Perhaps most frighteningly, Trump’s second presidency has allowed him to instill repudiation for the free press into policy. In her first briefing on Jan. 29, White House Press Secretary Karoline Leavitt announced that the White House will reinstate the press passes of those barred during Biden’s presidency and that press conferences will be open to “new media,” including podcasters and influencers.

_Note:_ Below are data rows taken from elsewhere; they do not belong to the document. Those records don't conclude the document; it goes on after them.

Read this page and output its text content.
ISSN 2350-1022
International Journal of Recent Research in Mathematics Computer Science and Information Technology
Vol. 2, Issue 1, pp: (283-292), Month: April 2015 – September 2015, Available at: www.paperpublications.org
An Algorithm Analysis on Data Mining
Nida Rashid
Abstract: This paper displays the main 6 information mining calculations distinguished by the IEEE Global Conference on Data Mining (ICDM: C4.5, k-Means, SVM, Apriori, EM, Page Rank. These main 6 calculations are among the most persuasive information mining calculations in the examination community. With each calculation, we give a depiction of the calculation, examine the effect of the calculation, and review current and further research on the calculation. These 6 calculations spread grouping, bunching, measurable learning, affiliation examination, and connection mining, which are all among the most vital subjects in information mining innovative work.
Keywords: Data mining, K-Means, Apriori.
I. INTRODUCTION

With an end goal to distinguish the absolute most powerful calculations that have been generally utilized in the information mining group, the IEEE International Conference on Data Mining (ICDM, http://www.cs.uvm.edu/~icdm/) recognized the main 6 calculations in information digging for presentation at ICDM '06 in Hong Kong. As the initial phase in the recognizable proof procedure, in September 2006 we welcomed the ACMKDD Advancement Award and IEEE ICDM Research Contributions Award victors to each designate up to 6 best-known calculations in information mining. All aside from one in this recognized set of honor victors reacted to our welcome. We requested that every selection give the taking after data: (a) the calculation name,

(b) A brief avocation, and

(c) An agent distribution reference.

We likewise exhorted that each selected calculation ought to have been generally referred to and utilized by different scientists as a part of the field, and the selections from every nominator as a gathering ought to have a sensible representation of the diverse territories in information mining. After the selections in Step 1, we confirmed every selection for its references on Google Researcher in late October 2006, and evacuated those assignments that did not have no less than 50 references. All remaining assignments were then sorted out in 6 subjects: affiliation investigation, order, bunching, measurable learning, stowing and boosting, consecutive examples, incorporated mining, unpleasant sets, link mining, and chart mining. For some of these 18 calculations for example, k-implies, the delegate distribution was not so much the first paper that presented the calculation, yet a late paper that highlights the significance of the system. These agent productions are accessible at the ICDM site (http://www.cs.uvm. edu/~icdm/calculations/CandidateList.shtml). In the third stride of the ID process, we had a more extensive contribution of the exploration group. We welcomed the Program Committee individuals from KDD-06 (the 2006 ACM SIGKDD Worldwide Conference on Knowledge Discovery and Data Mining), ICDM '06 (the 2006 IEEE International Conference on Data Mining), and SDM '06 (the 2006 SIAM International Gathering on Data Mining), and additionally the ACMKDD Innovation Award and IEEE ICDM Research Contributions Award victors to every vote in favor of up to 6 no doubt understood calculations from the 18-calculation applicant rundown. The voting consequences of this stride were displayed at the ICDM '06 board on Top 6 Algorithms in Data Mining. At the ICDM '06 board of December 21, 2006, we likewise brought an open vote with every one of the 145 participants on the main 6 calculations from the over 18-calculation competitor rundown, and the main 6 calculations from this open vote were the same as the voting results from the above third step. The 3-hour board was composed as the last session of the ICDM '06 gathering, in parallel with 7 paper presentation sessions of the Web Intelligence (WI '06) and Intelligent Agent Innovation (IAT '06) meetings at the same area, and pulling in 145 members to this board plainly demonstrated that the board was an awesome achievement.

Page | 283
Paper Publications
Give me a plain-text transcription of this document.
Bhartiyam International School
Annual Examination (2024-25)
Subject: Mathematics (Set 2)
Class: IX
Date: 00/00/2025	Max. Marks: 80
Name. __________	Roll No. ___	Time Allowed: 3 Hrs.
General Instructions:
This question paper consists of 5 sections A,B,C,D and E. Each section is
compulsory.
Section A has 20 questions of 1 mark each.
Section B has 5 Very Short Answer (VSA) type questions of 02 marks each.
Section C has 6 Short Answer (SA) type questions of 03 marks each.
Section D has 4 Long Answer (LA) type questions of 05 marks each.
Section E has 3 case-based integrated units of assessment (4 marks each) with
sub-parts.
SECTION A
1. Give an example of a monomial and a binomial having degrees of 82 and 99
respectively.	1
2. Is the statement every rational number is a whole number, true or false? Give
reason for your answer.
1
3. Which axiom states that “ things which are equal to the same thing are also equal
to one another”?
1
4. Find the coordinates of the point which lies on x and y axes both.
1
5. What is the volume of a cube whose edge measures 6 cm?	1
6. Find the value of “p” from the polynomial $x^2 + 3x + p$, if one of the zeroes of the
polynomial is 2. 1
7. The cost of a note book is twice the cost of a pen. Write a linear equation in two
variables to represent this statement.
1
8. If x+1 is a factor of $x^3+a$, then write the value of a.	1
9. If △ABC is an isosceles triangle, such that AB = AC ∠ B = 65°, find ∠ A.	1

“We will ensure that outlets like yours—Axios and Breitbart, which are widely respected and viewed outlets—have an actual seat in this room every day,” she added. Never mind that Breitbart is ranked as a “strong right” media source, according to the Ad Fontes Media Bias Chart. The hypocrisy is evident: outlets considered to be left-leaning are belittled and discredited, while far-right sources are legitimized.
Then, on Feb. 25, the White House announced that it would choose its own press pool, ending the White House Correspondents’ Association’s independent rotation. Two weeks earlier, journalists from the Associated Press were barred from the Oval Office and Air Force One for using the term “Gulf of Mexico” instead of Trump’s renamed “Gulf of America.”
These actions, from targeting individual newspapers to endorsing misinformation, contribute to the growing distrust of major media outlets. A free press is one of the rights enshrined in the First Amendment, and it is troubling to see that liberty openly disregarded by the Trump administration. Without independent news organizations, and especially with limited fact-checking on other media forms like Meta, Americans are left ill-informed and vulnerable to disinformation.
Beyond the harm to all citizens, journalists, in particular, are at risk. A Feb. 2024 survey by the International Women’s Media Foundation found that one-third of respondents had faced threats of violence or actual physical violence for their journalism.
Trump is not the only reason for mistrust and outright dislike of journalists, but he has normalized these attitudes. His blurring between truth and fiction and frequent calls for a media outlet to lose their credentials are no longer surprising. Given the constant chaos and attacks on journalists, we have been conditioned to believe that this is normal. We must recognize that a political reality that threatens a free press is crossing the line into authoritarianism. We must stand up for journalistic freedom and fight censorship in all its forms.